Vos données valent de l’or sur le dark web. Pour bien les protéger, il faut penser comme un cybercriminel. Comment s’y prend-il et comment le contrer?

Afin d’assurer une protection optimale de vos données informatiques en entreprise, il faut comprendre les façons dont les cybercriminels travaillent. Comment accèdent-ils à vos données? Ils volent vos informations d’identification, soit en utilisant des courriels d’hameçonnage envoyés à vos utilisateurs, soit en exploitant des vulnérabilités dans vos systèmes et dans vos applications qui ne sont pas à jour. Ensuite, ils déterminent quelles sont vos données les plus sensibles afin de les exploiter.

La cybersécurité est un domaine en constante évolution et votre entreprise doit suivre le mouvement et essayer d’anticiper ce qui va survenir pour être préparée en cas de tentative de fraude et de vol. Donc, pour protéger vos données informatiques, assurez-vous d’avoir une bonne posture de sécurité informatique.

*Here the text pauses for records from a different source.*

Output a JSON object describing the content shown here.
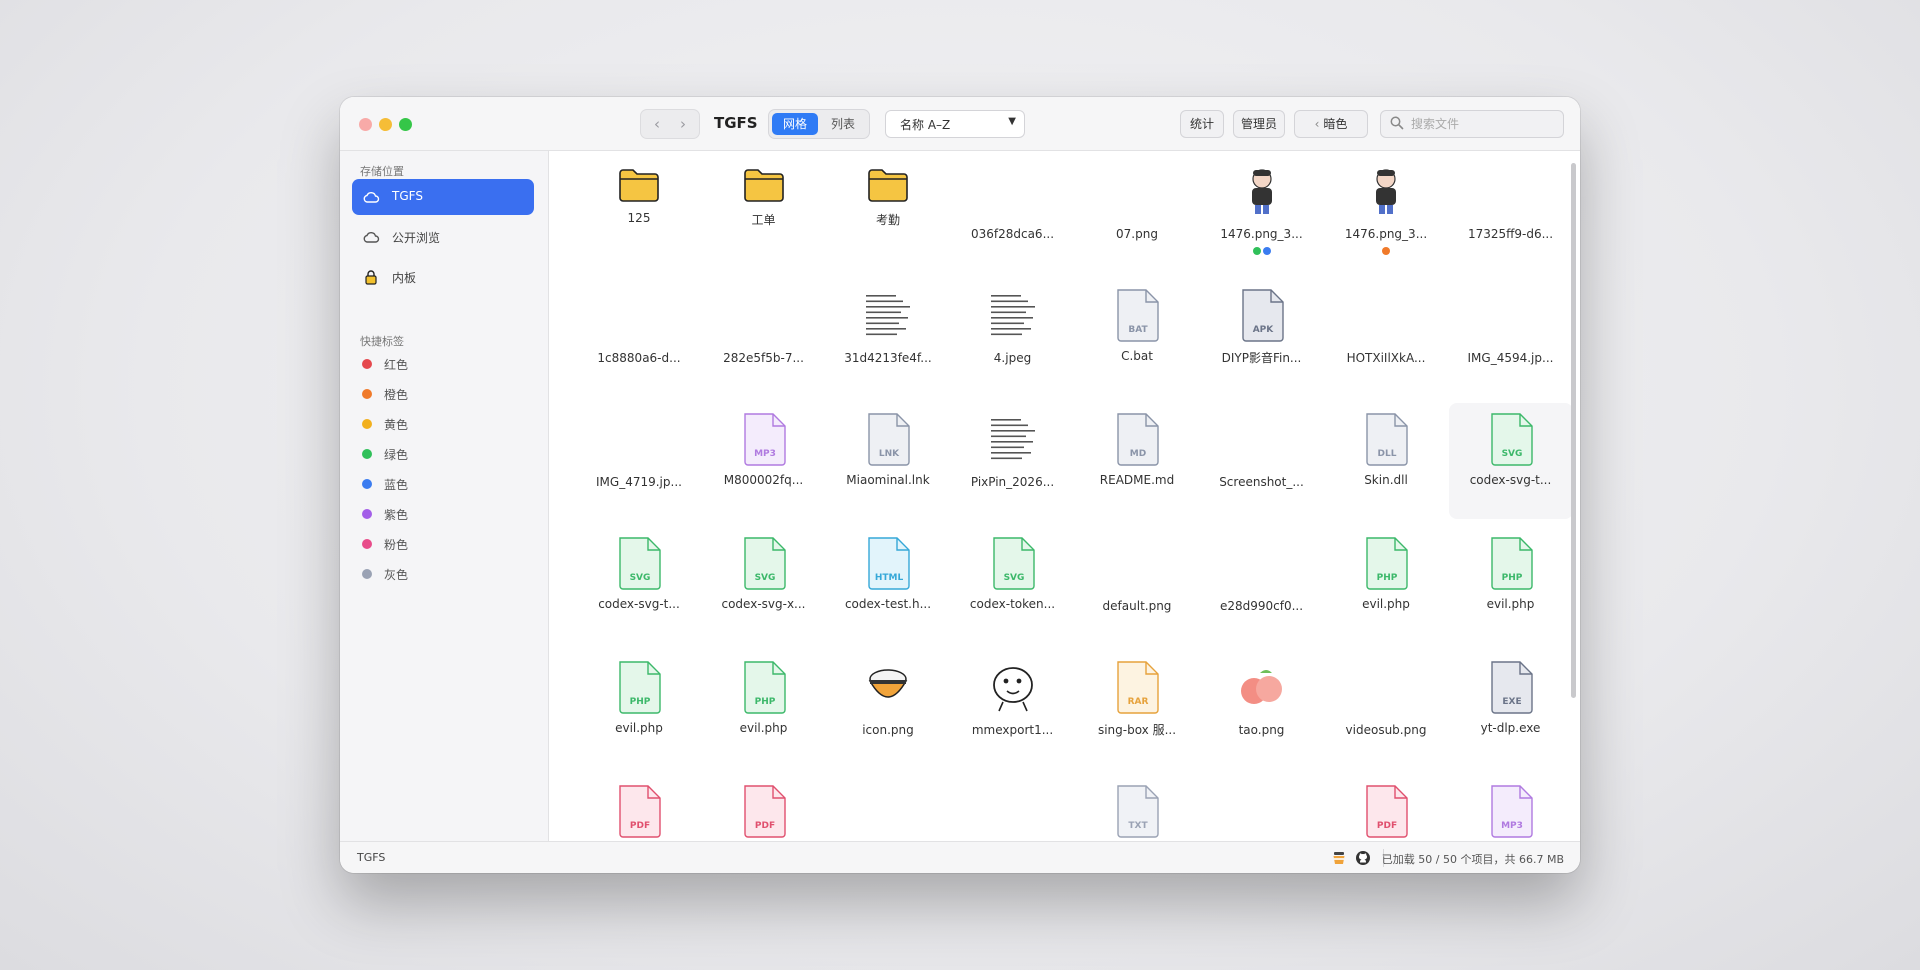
{
  "window": {
    "title": "TGFS",
    "view_modes": {
      "grid": "网格",
      "list": "列表"
    },
    "sort": {
      "selected": "名称 A–Z"
    },
    "toolbar": {
      "stats": "统计",
      "admin": "管理员",
      "theme": "暗色"
    },
    "search": {
      "placeholder": "搜索文件"
    }
  },
  "sidebar": {
    "storage_title": "存储位置",
    "storage": [
      {
        "label": "TGFS",
        "icon": "cloud-icon",
        "active": true
      },
      {
        "label": "公开浏览",
        "icon": "cloud-icon",
        "active": false
      },
      {
        "label": "内板",
        "icon": "lock-icon",
        "active": false
      }
    ],
    "tags_title": "快捷标签",
    "tags": [
      {
        "label": "红色",
        "color": "#e5484d"
      },
      {
        "label": "橙色",
        "color": "#f07a2a"
      },
      {
        "label": "黄色",
        "color": "#f2b01e"
      },
      {
        "label": "绿色",
        "color": "#30c05a"
      },
      {
        "label": "蓝色",
        "color": "#3b7cf0"
      },
      {
        "label": "紫色",
        "color": "#a35ee8"
      },
      {
        "label": "粉色",
        "color": "#e84c8a"
      },
      {
        "label": "灰色",
        "color": "#9aa2b4"
      }
    ]
  },
  "files": [
    {
      "name": "125",
      "kind": "folder"
    },
    {
      "name": "工单",
      "kind": "folder"
    },
    {
      "name": "考勤",
      "kind": "folder"
    },
    {
      "name": "036f28dca6...",
      "kind": "image",
      "thumb": "#c79a7a"
    },
    {
      "name": "07.png",
      "kind": "image",
      "thumb": "#4f6c7e"
    },
    {
      "name": "1476.png_3...",
      "kind": "image",
      "thumb": "checker",
      "tags": [
        "#30c05a",
        "#3b7cf0"
      ]
    },
    {
      "name": "1476.png_3...",
      "kind": "image",
      "thumb": "checker",
      "tags": [
        "#f07a2a"
      ]
    },
    {
      "name": "17325ff9-d6...",
      "kind": "image",
      "thumb": "#6f7fa8"
    },
    {
      "name": "1c8880a6-d...",
      "kind": "image",
      "thumb": "#b7a0c6"
    },
    {
      "name": "282e5f5b-7...",
      "kind": "image",
      "thumb": "#7c7062"
    },
    {
      "name": "31d4213fe4f...",
      "kind": "image",
      "thumb": "doc"
    },
    {
      "name": "4.jpeg",
      "kind": "image",
      "thumb": "doc"
    },
    {
      "name": "C.bat",
      "kind": "doc",
      "ext": "BAT",
      "color": "#8a94a8",
      "bg": "#eef0f4"
    },
    {
      "name": "DIYP影音Fin...",
      "kind": "doc",
      "ext": "APK",
      "color": "#6b7488",
      "bg": "#e6e8ee"
    },
    {
      "name": "HOTXiIlXkA...",
      "kind": "image",
      "thumb": "#1c1d3c"
    },
    {
      "name": "IMG_4594.jp...",
      "kind": "image",
      "thumb": "#8b9476"
    },
    {
      "name": "IMG_4719.jp...",
      "kind": "image",
      "thumb": "#ededed"
    },
    {
      "name": "M800002fq...",
      "kind": "doc",
      "ext": "MP3",
      "color": "#b07ae0",
      "bg": "#f4ecfc"
    },
    {
      "name": "Miaominal.lnk",
      "kind": "doc",
      "ext": "LNK",
      "color": "#8a94a8",
      "bg": "#eef0f4"
    },
    {
      "name": "PixPin_2026...",
      "kind": "image",
      "thumb": "doc"
    },
    {
      "name": "README.md",
      "kind": "doc",
      "ext": "MD",
      "color": "#8a94a8",
      "bg": "#eef0f4"
    },
    {
      "name": "Screenshot_...",
      "kind": "image",
      "thumb": "#e6dbd3"
    },
    {
      "name": "Skin.dll",
      "kind": "doc",
      "ext": "DLL",
      "color": "#8a94a8",
      "bg": "#eef0f4"
    },
    {
      "name": "codex-svg-t...",
      "kind": "doc",
      "ext": "SVG",
      "color": "#3cb86a",
      "bg": "#e4f7ea",
      "hl": true
    },
    {
      "name": "codex-svg-t...",
      "kind": "doc",
      "ext": "SVG",
      "color": "#3cb86a",
      "bg": "#e4f7ea"
    },
    {
      "name": "codex-svg-x...",
      "kind": "doc",
      "ext": "SVG",
      "color": "#3cb86a",
      "bg": "#e4f7ea"
    },
    {
      "name": "codex-test.h...",
      "kind": "doc",
      "ext": "HTML",
      "color": "#36a8d8",
      "bg": "#e2f4fb"
    },
    {
      "name": "codex-token...",
      "kind": "doc",
      "ext": "SVG",
      "color": "#3cb86a",
      "bg": "#e4f7ea"
    },
    {
      "name": "default.png",
      "kind": "image",
      "thumb": "telegram"
    },
    {
      "name": "e28d990cf0...",
      "kind": "image",
      "thumb": "#d9c25a"
    },
    {
      "name": "evil.php",
      "kind": "doc",
      "ext": "PHP",
      "color": "#3cb86a",
      "bg": "#e4f7ea"
    },
    {
      "name": "evil.php",
      "kind": "doc",
      "ext": "PHP",
      "color": "#3cb86a",
      "bg": "#e4f7ea"
    },
    {
      "name": "evil.php",
      "kind": "doc",
      "ext": "PHP",
      "color": "#3cb86a",
      "bg": "#e4f7ea"
    },
    {
      "name": "evil.php",
      "kind": "doc",
      "ext": "PHP",
      "color": "#3cb86a",
      "bg": "#e4f7ea"
    },
    {
      "name": "icon.png",
      "kind": "image",
      "thumb": "bowl"
    },
    {
      "name": "mmexport1...",
      "kind": "image",
      "thumb": "doodle"
    },
    {
      "name": "sing-box 服...",
      "kind": "doc",
      "ext": "RAR",
      "color": "#e6a23c",
      "bg": "#fdf3e1"
    },
    {
      "name": "tao.png",
      "kind": "image",
      "thumb": "peach"
    },
    {
      "name": "videosub.png",
      "kind": "image",
      "thumb": "#3a2a2a"
    },
    {
      "name": "yt-dlp.exe",
      "kind": "doc",
      "ext": "EXE",
      "color": "#6b7488",
      "bg": "#e6e8ee"
    },
    {
      "name": "",
      "kind": "doc",
      "ext": "PDF",
      "color": "#e0506e",
      "bg": "#fde7ec"
    },
    {
      "name": "",
      "kind": "doc",
      "ext": "PDF",
      "color": "#e0506e",
      "bg": "#fde7ec"
    },
    {
      "name": "",
      "kind": "image",
      "thumb": "#e8d7c8"
    },
    {
      "name": "",
      "kind": "image",
      "thumb": "#5a7a4a"
    },
    {
      "name": "",
      "kind": "doc",
      "ext": "TXT",
      "color": "#9aa2b4",
      "bg": "#f0f2f6"
    },
    {
      "name": "",
      "kind": "image",
      "thumb": "#6ab0e0"
    },
    {
      "name": "",
      "kind": "doc",
      "ext": "PDF",
      "color": "#e0506e",
      "bg": "#fde7ec"
    },
    {
      "name": "",
      "kind": "doc",
      "ext": "MP3",
      "color": "#b07ae0",
      "bg": "#f4ecfc"
    }
  ],
  "status": {
    "left": "TGFS",
    "right": "已加载 50 / 50 个项目，共 66.7 MB",
    "icons": [
      "coffee-icon",
      "github-icon"
    ]
  }
}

Classez vos données selon leur importance
Faites attention aussi aux menaces internes
Optez pour les meilleurs moyens de protection

Classez vos données selon leur importance

La classification des données devrait être la première étape de toute tentative d’amélioration de votre posture de sécurité informatique. Pour protéger vos données, voici quelques questions clés auxquelles vous devez répondre AVANT de commencer à mettre en place des contrôles efficaces dans le cadre de la gouvernance :

  • Quelles sont les données que vous avez à protéger?
  • Quel est le degré de sensibilité de ces données?
  • Où se trouvent ces données?
  • Qui a accès aux données et quand ces personnes y ont-elles accédé la dernière fois?

Une fois que vous êtes en mesure de bien répondre à ces questions, vous pouvez commencer à bâtir une défense en protégeant vos données les plus critiques selon le niveau de risque de votre entreprise. Trop souvent, les organisations dépensent beaucoup d’argent pour des contrôles afin d’atténuer les attaques, sans jamais franchir cette première étape cruciale.

Faites attention aussi aux menaces internes

Rappelons qu’une attaque de rançongiciel est le fait d’entrer dans vos systèmes et de prendre possession de vos données en les chiffrant et en compromettant vos copies de sauvegarde.

Les criminels vous demanderont une rançon en échange de la clé de chiffrement qui vous permettra de récupérer vos données. Toutefois, dans plusieurs cas, même si vous payez la rançon, vos données seront déjà rendues accessibles pour d’autres organisations criminelles sur le web caché (dark web). C’est le modèle d’extorsions multiples où un second levier peut être utilisé par le chantage, ou pire, vous faire perdre à jamais l’accès à vos données, puisque la vente de ces données sur le web caché (dark web) sera plus intéressante pour les criminels. D’où l’importance de vous en prémunir.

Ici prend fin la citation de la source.